JAKARTA, KOMPAS.com - Pakar Hukum Tata Negara dari Universitas Andalas Feri Amsari menganggap Komisi Pemberantasan Korupsi berhak mengangkat sendiri penyelidik dan penyidik di luar yang berasal dari instansi Kepolisian dan Kejaksaan.
Aturan pengangkatan penyelidik dan penyidik KPK diatur dalam Pasal 45 ayat (1) Undang-undang KPK yang berbunyi “Penyidik adalah penyidik pada Komisi Pemberantasan Korupsi yang diangkat dan diberhentikan oleh Komisi Pemberantasan Korupsi”.
Hal ini diperkuat dengan putusan Mahkamah Konstitusi Nomor 109/PUU-XIII/2015.
"Putusan MK sifatnya final and binding. Artinya mengikat siapa saja," ujar Feri dalam sidang praperadilan Setya Novanto, di Pengadilan Negeri Jakarta Selatan, Rabu (27/9/2017).

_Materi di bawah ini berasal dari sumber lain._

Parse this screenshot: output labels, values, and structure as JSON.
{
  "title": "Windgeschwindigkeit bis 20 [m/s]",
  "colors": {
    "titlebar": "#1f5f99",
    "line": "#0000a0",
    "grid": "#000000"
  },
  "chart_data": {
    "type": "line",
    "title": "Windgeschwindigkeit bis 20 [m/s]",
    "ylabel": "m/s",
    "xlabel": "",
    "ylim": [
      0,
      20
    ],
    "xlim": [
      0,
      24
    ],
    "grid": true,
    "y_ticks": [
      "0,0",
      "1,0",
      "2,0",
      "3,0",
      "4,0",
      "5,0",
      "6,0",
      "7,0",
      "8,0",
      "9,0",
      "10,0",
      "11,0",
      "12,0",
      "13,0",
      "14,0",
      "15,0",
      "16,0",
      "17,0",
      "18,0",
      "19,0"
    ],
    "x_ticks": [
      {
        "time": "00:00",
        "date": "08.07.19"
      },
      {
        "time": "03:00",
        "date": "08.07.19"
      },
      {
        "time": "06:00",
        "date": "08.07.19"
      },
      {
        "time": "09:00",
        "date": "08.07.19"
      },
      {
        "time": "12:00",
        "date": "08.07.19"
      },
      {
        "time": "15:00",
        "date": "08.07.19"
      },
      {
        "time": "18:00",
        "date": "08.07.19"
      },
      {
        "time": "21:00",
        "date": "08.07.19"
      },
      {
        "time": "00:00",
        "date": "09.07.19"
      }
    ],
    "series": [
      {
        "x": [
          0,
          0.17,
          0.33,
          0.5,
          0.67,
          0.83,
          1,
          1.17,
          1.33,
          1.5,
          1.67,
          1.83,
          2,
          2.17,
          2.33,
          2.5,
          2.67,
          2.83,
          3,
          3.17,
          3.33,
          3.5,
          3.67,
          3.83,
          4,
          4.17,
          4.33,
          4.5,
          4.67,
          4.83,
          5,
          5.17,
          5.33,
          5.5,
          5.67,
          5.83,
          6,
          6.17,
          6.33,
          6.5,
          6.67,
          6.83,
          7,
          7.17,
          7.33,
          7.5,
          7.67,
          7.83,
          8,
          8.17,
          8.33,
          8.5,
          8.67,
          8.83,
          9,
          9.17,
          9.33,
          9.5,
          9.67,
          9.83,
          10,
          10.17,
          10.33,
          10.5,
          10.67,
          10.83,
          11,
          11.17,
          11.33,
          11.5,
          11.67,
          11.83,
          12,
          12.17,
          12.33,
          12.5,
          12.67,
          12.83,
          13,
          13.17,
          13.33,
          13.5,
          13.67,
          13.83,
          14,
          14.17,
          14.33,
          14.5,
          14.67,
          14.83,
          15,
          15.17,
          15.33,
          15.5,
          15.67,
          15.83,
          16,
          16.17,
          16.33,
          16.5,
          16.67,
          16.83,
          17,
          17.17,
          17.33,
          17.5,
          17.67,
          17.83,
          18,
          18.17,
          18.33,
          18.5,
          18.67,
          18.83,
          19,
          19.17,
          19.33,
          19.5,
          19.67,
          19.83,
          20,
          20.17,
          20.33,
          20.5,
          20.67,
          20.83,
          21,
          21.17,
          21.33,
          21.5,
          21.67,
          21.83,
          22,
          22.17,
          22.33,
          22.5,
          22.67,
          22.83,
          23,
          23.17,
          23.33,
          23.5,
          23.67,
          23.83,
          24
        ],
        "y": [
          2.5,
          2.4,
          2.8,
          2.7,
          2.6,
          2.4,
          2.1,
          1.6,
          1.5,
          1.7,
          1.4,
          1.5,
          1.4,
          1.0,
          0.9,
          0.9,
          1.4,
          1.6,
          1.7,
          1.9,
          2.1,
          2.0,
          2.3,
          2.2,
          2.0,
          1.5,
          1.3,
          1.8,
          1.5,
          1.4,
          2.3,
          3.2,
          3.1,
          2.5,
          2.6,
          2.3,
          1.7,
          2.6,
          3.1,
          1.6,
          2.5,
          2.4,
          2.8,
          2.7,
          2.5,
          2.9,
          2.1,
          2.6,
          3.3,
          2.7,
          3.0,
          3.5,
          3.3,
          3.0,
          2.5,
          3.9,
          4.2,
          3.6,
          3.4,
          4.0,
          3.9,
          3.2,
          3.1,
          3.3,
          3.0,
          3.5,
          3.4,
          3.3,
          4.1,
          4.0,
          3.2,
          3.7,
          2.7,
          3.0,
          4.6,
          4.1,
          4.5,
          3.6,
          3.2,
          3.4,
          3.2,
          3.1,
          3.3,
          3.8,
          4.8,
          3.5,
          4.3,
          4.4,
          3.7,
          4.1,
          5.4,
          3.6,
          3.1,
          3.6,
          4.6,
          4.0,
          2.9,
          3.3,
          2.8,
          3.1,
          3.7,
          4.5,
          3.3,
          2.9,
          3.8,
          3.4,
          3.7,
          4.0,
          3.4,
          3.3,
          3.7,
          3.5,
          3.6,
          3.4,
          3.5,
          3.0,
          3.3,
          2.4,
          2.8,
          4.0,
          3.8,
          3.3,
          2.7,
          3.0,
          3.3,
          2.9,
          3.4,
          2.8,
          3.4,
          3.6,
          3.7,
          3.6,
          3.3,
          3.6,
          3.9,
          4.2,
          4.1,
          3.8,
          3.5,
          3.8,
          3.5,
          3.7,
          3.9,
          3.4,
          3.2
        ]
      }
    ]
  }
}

Dalam putusannya, hakim MK menyatakan bahwa KPK dapat merekrut penyidik, baik dari instansi lain seperti Kepolisian dan Kejaksaan, serta dapat juga merekrut sendiri sebagaimana ditentukan dalam Pasal 45 ayat (1) UU KPK.

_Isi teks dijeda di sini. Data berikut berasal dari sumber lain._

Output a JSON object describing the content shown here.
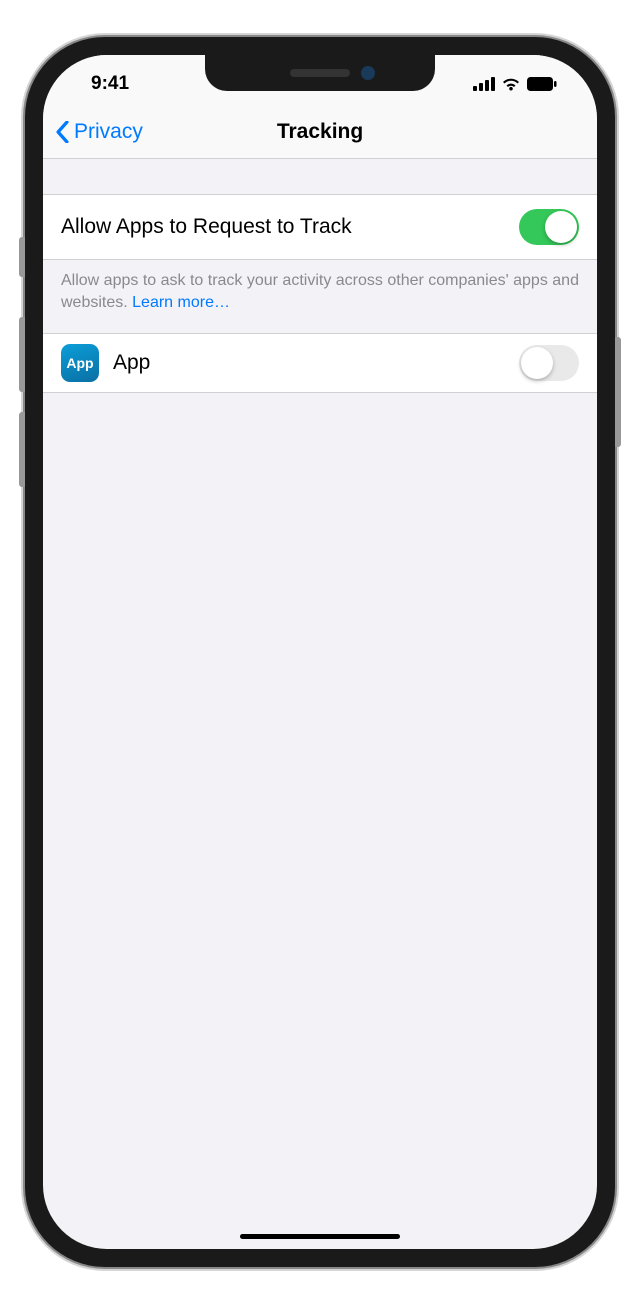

Baca: KPK: Dirut PT Quadra Solution Serahkan Uang kepada Setya Novanto dan Anggota DPR Lain
Untuk penyidik dari Kepolisian dan Kejaksaan harus diberhentikan sementara dari instansi asalnya.

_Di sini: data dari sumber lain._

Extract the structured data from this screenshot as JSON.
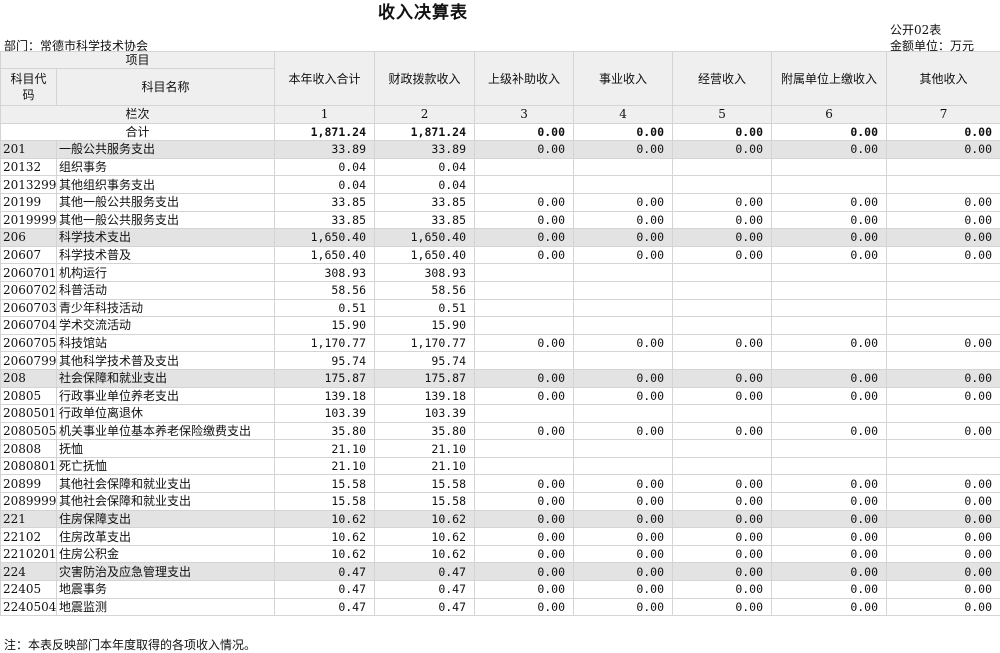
{
  "title": "收入决算表",
  "form_no": "公开02表",
  "unit": "金额单位：万元",
  "department": "部门：常德市科学技术协会",
  "headers": {
    "item": "项目",
    "code": "科目代码",
    "name": "科目名称",
    "columns": [
      "本年收入合计",
      "财政拨款收入",
      "上级补助收入",
      "事业收入",
      "经营收入",
      "附属单位上缴收入",
      "其他收入"
    ],
    "lanci": "栏次",
    "col_numbers": [
      "1",
      "2",
      "3",
      "4",
      "5",
      "6",
      "7"
    ]
  },
  "total": {
    "label": "合计",
    "values": [
      "1,871.24",
      "1,871.24",
      "0.00",
      "0.00",
      "0.00",
      "0.00",
      "0.00"
    ]
  },
  "rows": [
    {
      "code": "201",
      "name": "一般公共服务支出",
      "values": [
        "33.89",
        "33.89",
        "0.00",
        "0.00",
        "0.00",
        "0.00",
        "0.00"
      ],
      "shade": true
    },
    {
      "code": "20132",
      "name": "组织事务",
      "values": [
        "0.04",
        "0.04",
        "",
        "",
        "",
        "",
        ""
      ]
    },
    {
      "code": "2013299",
      "name": "其他组织事务支出",
      "values": [
        "0.04",
        "0.04",
        "",
        "",
        "",
        "",
        ""
      ]
    },
    {
      "code": "20199",
      "name": "其他一般公共服务支出",
      "values": [
        "33.85",
        "33.85",
        "0.00",
        "0.00",
        "0.00",
        "0.00",
        "0.00"
      ]
    },
    {
      "code": "2019999",
      "name": "其他一般公共服务支出",
      "values": [
        "33.85",
        "33.85",
        "0.00",
        "0.00",
        "0.00",
        "0.00",
        "0.00"
      ]
    },
    {
      "code": "206",
      "name": "科学技术支出",
      "values": [
        "1,650.40",
        "1,650.40",
        "0.00",
        "0.00",
        "0.00",
        "0.00",
        "0.00"
      ],
      "shade": true
    },
    {
      "code": "20607",
      "name": "科学技术普及",
      "values": [
        "1,650.40",
        "1,650.40",
        "0.00",
        "0.00",
        "0.00",
        "0.00",
        "0.00"
      ]
    },
    {
      "code": "2060701",
      "name": "机构运行",
      "values": [
        "308.93",
        "308.93",
        "",
        "",
        "",
        "",
        ""
      ]
    },
    {
      "code": "2060702",
      "name": "科普活动",
      "values": [
        "58.56",
        "58.56",
        "",
        "",
        "",
        "",
        ""
      ]
    },
    {
      "code": "2060703",
      "name": "青少年科技活动",
      "values": [
        "0.51",
        "0.51",
        "",
        "",
        "",
        "",
        ""
      ]
    },
    {
      "code": "2060704",
      "name": "学术交流活动",
      "values": [
        "15.90",
        "15.90",
        "",
        "",
        "",
        "",
        ""
      ]
    },
    {
      "code": "2060705",
      "name": "科技馆站",
      "values": [
        "1,170.77",
        "1,170.77",
        "0.00",
        "0.00",
        "0.00",
        "0.00",
        "0.00"
      ]
    },
    {
      "code": "2060799",
      "name": "其他科学技术普及支出",
      "values": [
        "95.74",
        "95.74",
        "",
        "",
        "",
        "",
        ""
      ]
    },
    {
      "code": "208",
      "name": "社会保障和就业支出",
      "values": [
        "175.87",
        "175.87",
        "0.00",
        "0.00",
        "0.00",
        "0.00",
        "0.00"
      ],
      "shade": true
    },
    {
      "code": "20805",
      "name": "行政事业单位养老支出",
      "values": [
        "139.18",
        "139.18",
        "0.00",
        "0.00",
        "0.00",
        "0.00",
        "0.00"
      ]
    },
    {
      "code": "2080501",
      "name": "行政单位离退休",
      "values": [
        "103.39",
        "103.39",
        "",
        "",
        "",
        "",
        ""
      ]
    },
    {
      "code": "2080505",
      "name": "机关事业单位基本养老保险缴费支出",
      "values": [
        "35.80",
        "35.80",
        "0.00",
        "0.00",
        "0.00",
        "0.00",
        "0.00"
      ]
    },
    {
      "code": "20808",
      "name": "抚恤",
      "values": [
        "21.10",
        "21.10",
        "",
        "",
        "",
        "",
        ""
      ]
    },
    {
      "code": "2080801",
      "name": "死亡抚恤",
      "values": [
        "21.10",
        "21.10",
        "",
        "",
        "",
        "",
        ""
      ]
    },
    {
      "code": "20899",
      "name": "其他社会保障和就业支出",
      "values": [
        "15.58",
        "15.58",
        "0.00",
        "0.00",
        "0.00",
        "0.00",
        "0.00"
      ]
    },
    {
      "code": "2089999",
      "name": "其他社会保障和就业支出",
      "values": [
        "15.58",
        "15.58",
        "0.00",
        "0.00",
        "0.00",
        "0.00",
        "0.00"
      ]
    },
    {
      "code": "221",
      "name": "住房保障支出",
      "values": [
        "10.62",
        "10.62",
        "0.00",
        "0.00",
        "0.00",
        "0.00",
        "0.00"
      ],
      "shade": true
    },
    {
      "code": "22102",
      "name": "住房改革支出",
      "values": [
        "10.62",
        "10.62",
        "0.00",
        "0.00",
        "0.00",
        "0.00",
        "0.00"
      ]
    },
    {
      "code": "2210201",
      "name": "住房公积金",
      "values": [
        "10.62",
        "10.62",
        "0.00",
        "0.00",
        "0.00",
        "0.00",
        "0.00"
      ]
    },
    {
      "code": "224",
      "name": "灾害防治及应急管理支出",
      "values": [
        "0.47",
        "0.47",
        "0.00",
        "0.00",
        "0.00",
        "0.00",
        "0.00"
      ],
      "shade": true
    },
    {
      "code": "22405",
      "name": "地震事务",
      "values": [
        "0.47",
        "0.47",
        "0.00",
        "0.00",
        "0.00",
        "0.00",
        "0.00"
      ]
    },
    {
      "code": "2240504",
      "name": "地震监测",
      "values": [
        "0.47",
        "0.47",
        "0.00",
        "0.00",
        "0.00",
        "0.00",
        "0.00"
      ]
    }
  ],
  "footnote": "注：本表反映部门本年度取得的各项收入情况。"
}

Feri mengatakan, KPK butuh penyidik yang independen agar tidak diintervensi lembaga yang berpotensi terlibat kasus korupsi.
Ia mengakui, penjelasan dalam Pasal 45 multitafsir sehingga harus dipertegas dengan putusan MK.
JIka ada yang menganggap putusan MK tersebut tidak mengikat, ia menganggap hal tersebut merupakan pendapat pribadi.
"Sehingga dalam perkara 109 hakim MK berpendapat KPK berhak angkat penyelidik, penyidik, penuntut, sendiri. Tidak ada permasalahan," kata dia.
Baca: KPK Tetapkan Tersangka ke-6 Kasus E-KTP
Sebelumnya, tim pengacara Setya Novanto mengajukan keberatan atas status penyelidik dan penyidik KPK yang bukan berasal dari Polri dan Kejaksaan.
Mereka menganggap produk penyelidikan dan penyidikan yang dikeluarkan juga tidak sah, termasuk penetapan tersangka Novanto.
Novanto mengajukan gugatan praperadilan atas penetapan tersangka oleh KPK pada kasus korupsi pengadaan KTP elektronik atau e-KTP.
Dia ditetapkan sebagai tersangka oleh KPK pada 17 Juli 2017 lalu.
Ketua Umum Partai Golkar itu diduga menguntungkan diri atau orang lain atau korporasi dan menyalahgunakan kewenangan dan jabatan, pada kasus e-KTP.
Saat menjabat Ketua Fraksi Partai Golkar di DPR, Novanto diduga ikut mengatur agar anggaran proyek e-KTP senilai Rp 5,9 triliun disetujui oleh anggota DPR.
Selain itu, Novanto diduga mengondisikan pemenang lelang dalam proyek e-KTP.
Bersama pengusaha Andi Agustinus alias Andi Narogong, Novanto diduga ikut menyebabkan kerugian negara Rp 2,3 triliun.